In a sense, T.C.'s canon was a modern-day ledger book hearkening back to an earlier medium of Native American artistic expression. Traditionally, Plains groups used ledger books and drawings to visually document events in their individual and collective lives. T.C. Cannon used his notebooks in a similar way. He could document ideas, thoughts, and feelings that he may not have been comfortable expressing verbally, as echoed in this line, "[m]y determined eye, my resolute heart, my singular searching soul . . . all have windows from which I watch, endlessly." A highly literate man, he sometimes used images rather than words to convey his emotions more effectively. Cannon's contemporary ledger books also represented the meeting place between the artist's public and private lives. He sketched or wrote down ideas and images so as not to lose their immediacy, so arguably many of these works were for his eyes only. On the other hand, many of these sketches fostered larger, more important and complex works designed for exposure to a wider audience. In the end, one man's private musings told a public story.

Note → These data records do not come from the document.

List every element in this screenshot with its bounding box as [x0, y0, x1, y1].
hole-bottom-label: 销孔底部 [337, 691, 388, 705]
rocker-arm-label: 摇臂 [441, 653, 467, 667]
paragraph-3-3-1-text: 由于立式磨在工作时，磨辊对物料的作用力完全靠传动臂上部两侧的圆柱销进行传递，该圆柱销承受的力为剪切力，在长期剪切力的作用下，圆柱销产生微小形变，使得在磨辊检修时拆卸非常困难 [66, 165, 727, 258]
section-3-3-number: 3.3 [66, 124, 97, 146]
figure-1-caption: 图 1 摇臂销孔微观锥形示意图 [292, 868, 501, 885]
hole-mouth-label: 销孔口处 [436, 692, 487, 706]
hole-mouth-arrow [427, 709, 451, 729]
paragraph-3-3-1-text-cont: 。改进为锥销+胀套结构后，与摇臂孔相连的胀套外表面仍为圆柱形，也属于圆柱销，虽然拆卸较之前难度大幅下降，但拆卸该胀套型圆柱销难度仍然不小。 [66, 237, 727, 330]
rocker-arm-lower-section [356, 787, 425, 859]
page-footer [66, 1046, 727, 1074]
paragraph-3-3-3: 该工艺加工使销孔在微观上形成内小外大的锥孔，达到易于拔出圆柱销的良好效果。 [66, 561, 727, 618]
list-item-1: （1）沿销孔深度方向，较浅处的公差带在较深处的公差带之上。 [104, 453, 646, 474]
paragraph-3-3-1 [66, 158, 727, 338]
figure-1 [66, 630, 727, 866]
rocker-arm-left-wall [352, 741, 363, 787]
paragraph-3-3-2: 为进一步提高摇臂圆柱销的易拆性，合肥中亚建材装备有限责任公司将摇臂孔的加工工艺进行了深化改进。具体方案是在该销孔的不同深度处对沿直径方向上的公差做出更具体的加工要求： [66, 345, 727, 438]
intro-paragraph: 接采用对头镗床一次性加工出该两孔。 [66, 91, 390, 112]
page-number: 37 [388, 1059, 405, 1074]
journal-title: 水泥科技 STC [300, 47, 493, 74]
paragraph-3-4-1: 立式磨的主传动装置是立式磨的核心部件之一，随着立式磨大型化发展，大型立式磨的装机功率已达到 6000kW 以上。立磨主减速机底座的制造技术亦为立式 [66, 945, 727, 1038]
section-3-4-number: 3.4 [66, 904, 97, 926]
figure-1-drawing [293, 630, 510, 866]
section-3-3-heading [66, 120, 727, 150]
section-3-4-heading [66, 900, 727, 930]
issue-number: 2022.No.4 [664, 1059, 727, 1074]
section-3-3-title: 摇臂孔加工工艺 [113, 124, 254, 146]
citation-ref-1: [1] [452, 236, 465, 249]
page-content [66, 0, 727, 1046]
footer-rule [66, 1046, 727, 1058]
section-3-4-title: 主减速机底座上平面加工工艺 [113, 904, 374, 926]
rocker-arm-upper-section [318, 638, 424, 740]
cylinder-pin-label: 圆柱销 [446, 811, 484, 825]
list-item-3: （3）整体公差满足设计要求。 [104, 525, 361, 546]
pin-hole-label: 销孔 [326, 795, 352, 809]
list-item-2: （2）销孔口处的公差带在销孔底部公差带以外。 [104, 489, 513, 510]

This is why T.C.'s work still resonates more than twenty years after his death; the imagery is still fresh because it is personal. His work is a documentary of his life as an Indian, an American, and an artist in the 1960's and 1970's. Art is not separate from life in his world, it is his life and we see that with his notebooks, his personal canon. He translated his feelings to the page using both words and images, unafraid to expose his soul. He stands in the sun still.